- The Washington Times - Tuesday, May 28, 2002

BOSTON Jason Kidd ran over to the fans sitting across from the New Jersey bench and held up two fingers on each hand.
"Two-two" was what the gesture meant, and 2-2 is where the Eastern Conference finals now stand.
"I was tired of being humble," Kidd explained after the Nets beat the Boston Celtics 94-92 yesterday in a game in which they never trailed. "This is now a series. It's a step where we're probably getting tired of each other, and so be it."
There was no hangover from Game 3 for the Nets, but there might be one for Boston's Paul Pierce after what happened at the end of Game 4.
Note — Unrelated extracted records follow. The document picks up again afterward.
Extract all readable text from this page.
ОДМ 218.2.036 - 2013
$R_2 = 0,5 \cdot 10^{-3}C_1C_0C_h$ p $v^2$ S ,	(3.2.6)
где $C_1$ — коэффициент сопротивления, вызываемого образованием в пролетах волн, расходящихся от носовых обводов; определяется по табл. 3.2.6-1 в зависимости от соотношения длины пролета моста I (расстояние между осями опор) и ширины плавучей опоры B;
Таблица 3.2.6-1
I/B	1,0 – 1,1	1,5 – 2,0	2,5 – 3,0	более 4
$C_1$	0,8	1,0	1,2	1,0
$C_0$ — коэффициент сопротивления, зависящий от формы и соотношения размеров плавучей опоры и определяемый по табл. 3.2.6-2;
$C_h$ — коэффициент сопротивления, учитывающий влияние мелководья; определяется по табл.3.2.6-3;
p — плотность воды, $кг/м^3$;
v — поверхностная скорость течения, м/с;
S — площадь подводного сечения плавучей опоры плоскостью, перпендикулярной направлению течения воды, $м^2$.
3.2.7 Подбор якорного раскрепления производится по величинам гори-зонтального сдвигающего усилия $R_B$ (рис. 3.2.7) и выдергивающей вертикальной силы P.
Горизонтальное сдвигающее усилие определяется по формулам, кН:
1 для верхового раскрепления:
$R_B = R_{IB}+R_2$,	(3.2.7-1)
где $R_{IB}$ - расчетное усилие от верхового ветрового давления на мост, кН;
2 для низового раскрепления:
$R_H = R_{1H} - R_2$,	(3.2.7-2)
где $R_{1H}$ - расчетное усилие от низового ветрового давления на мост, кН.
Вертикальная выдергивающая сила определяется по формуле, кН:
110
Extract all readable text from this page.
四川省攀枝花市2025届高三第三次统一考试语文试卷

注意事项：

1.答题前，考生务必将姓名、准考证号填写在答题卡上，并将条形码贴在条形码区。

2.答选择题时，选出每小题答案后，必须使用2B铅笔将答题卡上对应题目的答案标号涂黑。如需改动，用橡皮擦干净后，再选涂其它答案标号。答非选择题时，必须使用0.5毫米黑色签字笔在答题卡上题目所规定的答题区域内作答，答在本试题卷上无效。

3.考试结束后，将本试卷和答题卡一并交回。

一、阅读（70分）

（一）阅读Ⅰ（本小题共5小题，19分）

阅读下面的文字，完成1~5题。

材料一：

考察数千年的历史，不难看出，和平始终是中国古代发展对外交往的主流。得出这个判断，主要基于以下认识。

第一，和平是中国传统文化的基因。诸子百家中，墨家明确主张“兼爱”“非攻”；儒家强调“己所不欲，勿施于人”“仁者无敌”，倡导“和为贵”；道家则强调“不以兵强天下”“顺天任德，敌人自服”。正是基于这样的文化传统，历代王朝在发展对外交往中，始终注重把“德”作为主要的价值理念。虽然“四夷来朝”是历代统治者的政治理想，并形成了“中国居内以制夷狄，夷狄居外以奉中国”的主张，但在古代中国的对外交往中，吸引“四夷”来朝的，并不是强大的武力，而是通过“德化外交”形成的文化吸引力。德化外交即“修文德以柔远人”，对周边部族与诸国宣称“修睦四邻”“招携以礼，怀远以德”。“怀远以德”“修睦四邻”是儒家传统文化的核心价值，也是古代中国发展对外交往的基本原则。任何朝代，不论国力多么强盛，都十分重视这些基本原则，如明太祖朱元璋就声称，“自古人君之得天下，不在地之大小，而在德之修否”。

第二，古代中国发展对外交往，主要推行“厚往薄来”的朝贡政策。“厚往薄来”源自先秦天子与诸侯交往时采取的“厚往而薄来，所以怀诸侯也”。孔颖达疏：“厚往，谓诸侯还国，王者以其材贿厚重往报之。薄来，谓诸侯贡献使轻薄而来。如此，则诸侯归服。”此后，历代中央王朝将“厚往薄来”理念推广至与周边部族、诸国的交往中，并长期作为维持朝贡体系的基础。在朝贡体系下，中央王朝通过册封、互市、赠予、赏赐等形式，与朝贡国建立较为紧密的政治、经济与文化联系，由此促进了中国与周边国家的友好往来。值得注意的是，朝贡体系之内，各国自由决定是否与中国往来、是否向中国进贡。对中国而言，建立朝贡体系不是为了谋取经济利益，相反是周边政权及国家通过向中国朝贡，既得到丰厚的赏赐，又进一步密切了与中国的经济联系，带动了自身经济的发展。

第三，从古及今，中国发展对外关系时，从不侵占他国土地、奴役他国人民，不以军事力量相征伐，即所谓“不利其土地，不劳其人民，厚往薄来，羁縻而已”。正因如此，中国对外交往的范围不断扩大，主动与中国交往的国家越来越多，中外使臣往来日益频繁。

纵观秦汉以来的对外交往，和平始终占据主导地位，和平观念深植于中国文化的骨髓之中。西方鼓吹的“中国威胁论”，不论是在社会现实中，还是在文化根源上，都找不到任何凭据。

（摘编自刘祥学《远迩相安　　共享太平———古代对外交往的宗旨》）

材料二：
New Jersey gave up a few big leads, but at least the Nets didn't blow the biggest shot of the game. That unkind distinction belonged to Pierce, who missed the first of two foul shots with 1.1 seconds left and the Celtics trailing by two points. Pierce missed the second intentionally, and Tony Battie couldn't convert the putback.
The Nets regained the homecourt advantage by barely coming out ahead in the closest game thus far in this best-of-seven series.
Kidd led the Nets with 19 points, nine rebounds and nine assists, nearly getting his third triple-double of the series. But none of Kidd's stats were as important as the three charges he drew in the fourth quarter, frustrating Boston's bids for a comeback each time.
His antics at the end seemed to be in response to a crowd that booed him every time he touched the ball and briefly chanted "wife-beater" a reference to his Jan. 2001 arrest for striking his wife. The charges were dropped when Kidd underwent anger counseling and paid a fine.
"You try to win with grace and dignity," said Kidd, who took umbrage with people in Boston making too much of New Jersey's blown 21-point lead in the fourth quarter of Game 3.
"The biggest thing is they don't like to lose up here, and unfortunately sometimes you have to tip your hat to a team that comes into a building especially when we were supposed to be on Route 93 going back home because we weren't even supposed to be in this series. The series was over," Kidd said.
Kerry Kittles and Keith Van Horn each had their highest-scoring game of the series with 22 and 21 points, respectively, and New Jersey hit 10 3-pointers as the Celtics packed their defense inside and dared the Nets to beat them from the perimeter.
Pierce scored 31 points and Antoine Walker had 30 for Boston.
Game 5 is tomorrow night at New Jersey.
Game 4 had a consistent pattern: The Nets built leads; the Celtics battled back. On and on it went, the process repeating itself for four quarters.
Kidd drew his third charge of the fourth quarter with 49 seconds left as Rodney Rogers headed to the basket with a chance to tie the game at 92.
Van Horn missed a jumper with 31 seconds left, and Aaron Williams committed a foul with 17.6 seconds remaining to send Pierce to the line. Pierce calmly made both, giving Boston its first tie since the opening tipoff.
Kidd caught the ensuing inbounds pass and held the ball for 8 seconds as the Celtics double-teamed him. He finally found Lucious Harris cutting to the basket. He was fouled by Battie and made both free throws with 6.6 seconds left.
"You've got 20,000 people out there screaming and trying to make you miss," Harris said. "You just have to concentrate and try to knock them down."
Harris did, and that set up the Celtics with a chance to go for the tie or the win.
They got the ball to Pierce, who drove around Kittles from the left side and was fouled by Van Horn as he went up for a twisting layup attempt with 1.1 seconds left.
Pierce, shooting only 40-for-63 (63 percent) from the line in this series after making 81 percent of his foul shots in the regular season, was short on the first attempt and grimaced.
"It felt good, actually. I released it, it was straight. I didn't put enough arc on it," Pierce said.
He shot the second one hard off the backboard and rim, and Battie had a clear shot after grabbing the offensive rebound. The shot was no good, and the Nets escaped Boston with what they wanted a split of the two games.
If the Nets were still thinking about their Game 3 collapse when they set an NBA playoff record by blowing the 21-point lead, it didn't show in the early going.
New Jersey's first four baskets were 3-pointers, and another 3 this one by Kittles gave the Nets their first double-digit lead, 19-8. Kittles had missed 17 consecutive 3-point attempts prior to this game.
"I wanted my first shot to be a 3 so I could play with aggression," Kittles said.
Walker scored seven points in a 9-0 run to open the second quarter, cutting Boston's deficit from 31-18 to 31-27. But the Celtics weren't getting any offense from anyone other than Walker and Pierce, and the Nets were able to maintain a nice cushion throughout the quarter.